Diawali kontrak pada tahun 1784, Belanda mulai membuat kesepakatan berkaitan dengan sistem keamanan dan wewenang masing-masing pihak. Pada tahun 1818, bersama Sultan Abdurrahman Muazamsyah I, Belanda memperbaharui kontrak. Di dalamnya terdapat dua pasal yang berbicara tentang pemberantasan bajak laut. Isinya cukup jelas, pihak kerajaan Riau Lingga diminta untuk tidak menaungi bajak laut yang mereka sebut perompak.

“Sekali-kali jangan biarkan ke mana dia pergi, usir juga, apalagi menaungi dia sekali-kali,” demikian isi pasal 10 dari kontrak yang diterjemahkan A. Shamad Ahmad dalam buku Kerajaan Riau Johor.

Setelahnya, di Penyengat, sebuah pulau kecil yang berada tepat di depan daratan Tanjungpinang, kesepakatan baru ditandatangai.
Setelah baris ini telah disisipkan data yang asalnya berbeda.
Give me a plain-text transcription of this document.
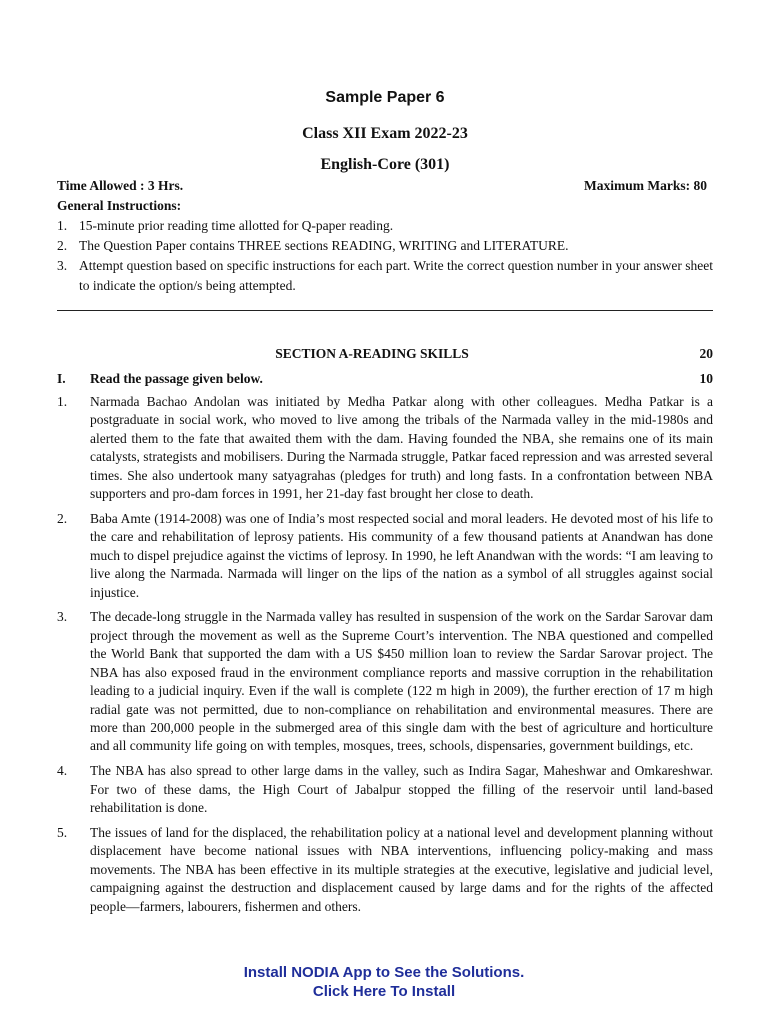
Sample Paper 6
Class XII Exam 2022-23
English-Core (301)
Time Allowed : 3 Hrs.	Maximum Marks: 80
General Instructions:
1. 15-minute prior reading time allotted for Q-paper reading.
2. The Question Paper contains THREE sections READING, WRITING and LITERATURE.
3. Attempt question based on specific instructions for each part. Write the correct question number in your answer sheet to indicate the option/s being attempted.
SECTION A-READING SKILLS	20
I. Read the passage given below.	10
1.	Narmada Bachao Andolan was initiated by Medha Patkar along with other colleagues. Medha Patkar is a postgraduate in social work, who moved to live among the tribals of the Narmada valley in the mid-1980s and alerted them to the fate that awaited them with the dam. Having founded the NBA, she remains one of its main catalysts, strategists and mobilisers. During the Narmada struggle, Patkar faced repression and was arrested several times. She also undertook many satyagrahas (pledges for truth) and long fasts. In a confrontation between NBA supporters and pro-dam forces in 1991, her 21-day fast brought her close to death.
2.	Baba Amte (1914-2008) was one of India’s most respected social and moral leaders. He devoted most of his life to the care and rehabilitation of leprosy patients. His community of a few thousand patients at Anandwan has done much to dispel prejudice against the victims of leprosy. In 1990, he left Anandwan with the words: “I am leaving to live along the Narmada. Narmada will linger on the lips of the nation as a symbol of all struggles against social injustice.
3.	The decade-long struggle in the Narmada valley has resulted in suspension of the work on the Sardar Sarovar dam project through the movement as well as the Supreme Court’s intervention. The NBA questioned and compelled the World Bank that supported the dam with a US $450 million loan to review the Sardar Sarovar project. The NBA has also exposed fraud in the environment compliance reports and massive corruption in the rehabilitation leading to a judicial inquiry. Even if the wall is complete (122 m high in 2009), the further erection of 17 m high radial gate was not permitted, due to non-compliance on rehabilitation and environmental measures. There are more than 200,000 people in the submerged area of this single dam with the best of agriculture and horticulture and all community life going on with temples, mosques, trees, schools, dispensaries, government buildings, etc.
4.	The NBA has also spread to other large dams in the valley, such as Indira Sagar, Maheshwar and Omkareshwar. For two of these dams, the High Court of Jabalpur stopped the filling of the reservoir until land-based rehabilitation is done.
5.	The issues of land for the displaced, the rehabilitation policy at a national level and development planning without displacement have become national issues with NBA interventions, influencing policy-making and mass movements. The NBA has been effective in its multiple strategies at the executive, legislative and judicial level, campaigning against the destruction and displacement caused by large dams and for the rights of the affected people—farmers, labourers, fishermen and others.
Install NODIA App to See the Solutions.
Click Here To Install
Bertepatan dengan 29 Oktober 1830, Letnal Kolonel Residen C.P.J Elout dan Yang Dipertuan Muda Riau menjadi perwakilan dua kekuasaan untuk memperbaharui kontrak. Seperti sebelumnya, narasi tentang pemberantasan perompak tetap saja ada.

“Sultan dengan segenap kekuatannya akan membasmi pekerjaan rompak-merompak dan pihak kerajaan tidak akan sekali-kali memberikan perlindungan” tulis Netscher dalam Belanda di Johor dan Siak 1602-1856.

Pasca pembaharuan kontrak ini, terjadi beberapa kali kontak fisik antara Belanda bersama pihak Kerajaan Riau Lingga dengan bajak laut. Pada 1833, misalnya, 50 perahu Kerajaan Riau Lingga dengan 3 kapal perang Belanda berhasil menyudutkan bajak laut di Pantai Inderagiri.

Lebih kurang 27 tahun setelah kontrak sebelumnya, pada 1857 kontrak kembali diperbaharui. Pada masa ini, pihak Kerajaan Riau Lingga diwakili oleh Sultan Sulaiman Badrul Alamsyah II bersama Raja Haji Abdullah dan Belanda oleh Residen Riau Frederick Nicholas Johannes. Pada kontrak ini kembali pihak Riau Lingga diminta berjanji untuk menegahkan perompakan, jika ada yang tertangkap maka mereka harus diserahkan kepada residen Belanda.